In his dissertation, Squizzero performed a series of experiments investigating social and phonetic factors affecting the perception of L2 Mandarin Chinese. His dissertation is a unique contribution to the literature on second language perception, as most research on this topic has involved Indo-European languages, which, as Squizzero notes, raises “doubts about the generalizability of existing sociolinguistic, phonetic, acquisition, and pedagogical theory to other linguistic contexts.”
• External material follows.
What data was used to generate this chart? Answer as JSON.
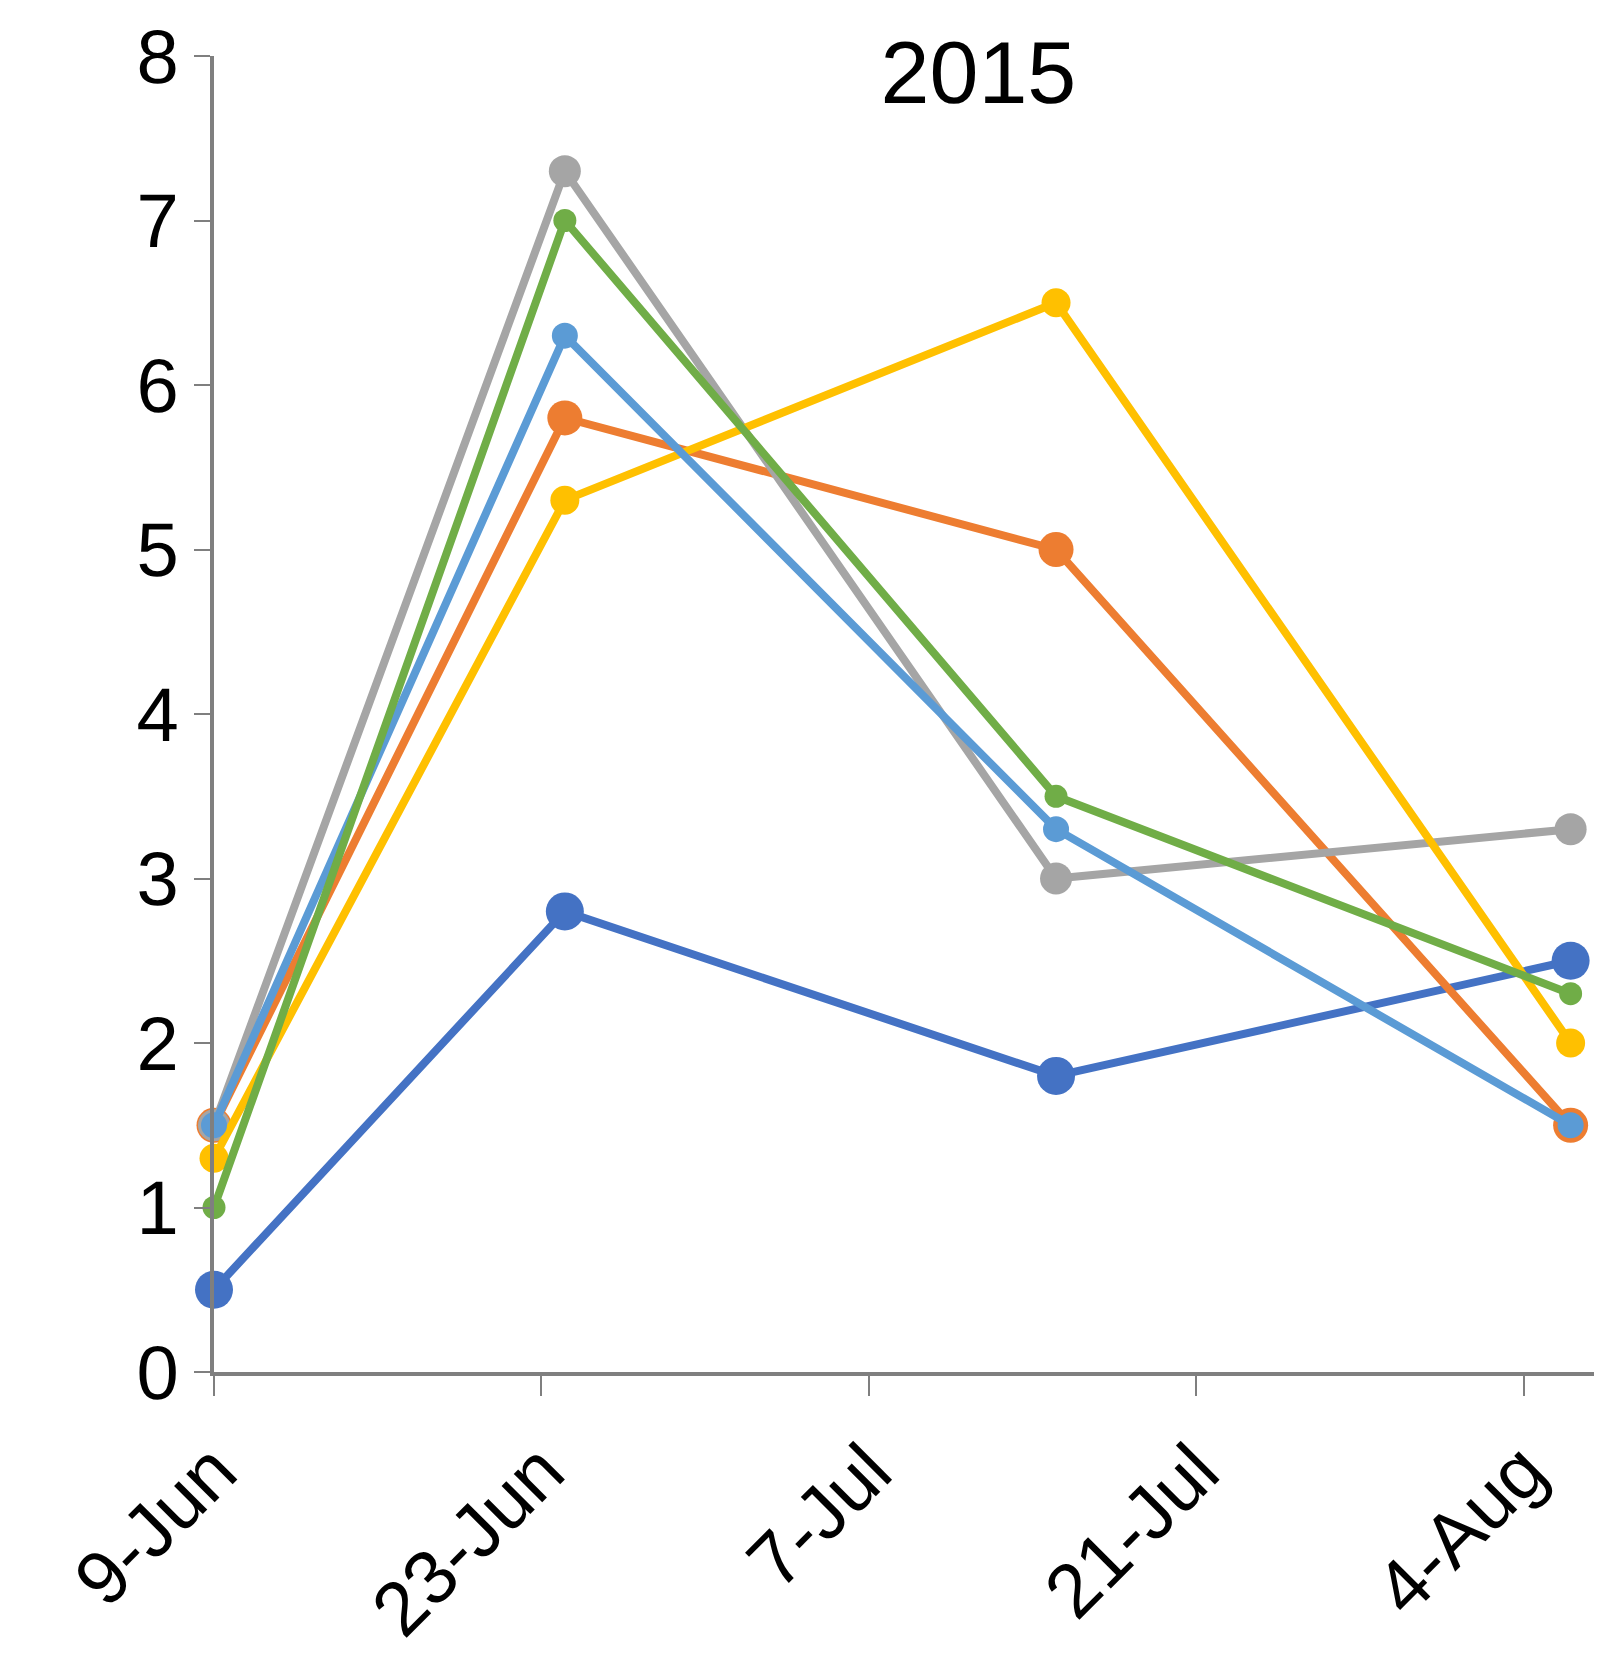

An example of Squizzero’s methodology can be seen in the experiment performed in the final chapter, where “292 first language (L1) Mandarin listeners were asked to select the correct transcriptions of each of six sentences spoken by two male L2 Mandarin speakers who differed in their prosodic accuracy. While listening to each set of sentences, a picture of an Asian face or a White face was displayed on the listener’s screen. Results indicate that participants were significantly more likely to select the correct transcription of each sentence when they heard the speaker with high prosodic accuracy and believed that the speaker was ethnically Chinese. Listeners also rated speakers’ comprehensibility, accentedness, and perceived personal characteristics; listeners found the speaker with high prosodic accuracy to be more comprehensible and less accented, but listeners also rated a speaker as more comprehensible and less accented when they believed the speaker was ethnically Chinese. This study demonstrates that a link between linguistic and social factors exists in processing L2 speech, even outside of the social, cultural, and linguistic environments typically used as a setting for investigation of L2 speech perception.”a
Squizzero’s entire dissertation is available for download. Squizzero’s PhD committee was chaired by Alicia Beckford Wassink. Other reading committee members were Betsy Evans, Richard Wright, and Zev Handel (Asian Languages and Literatures, adjunct in Linguistics).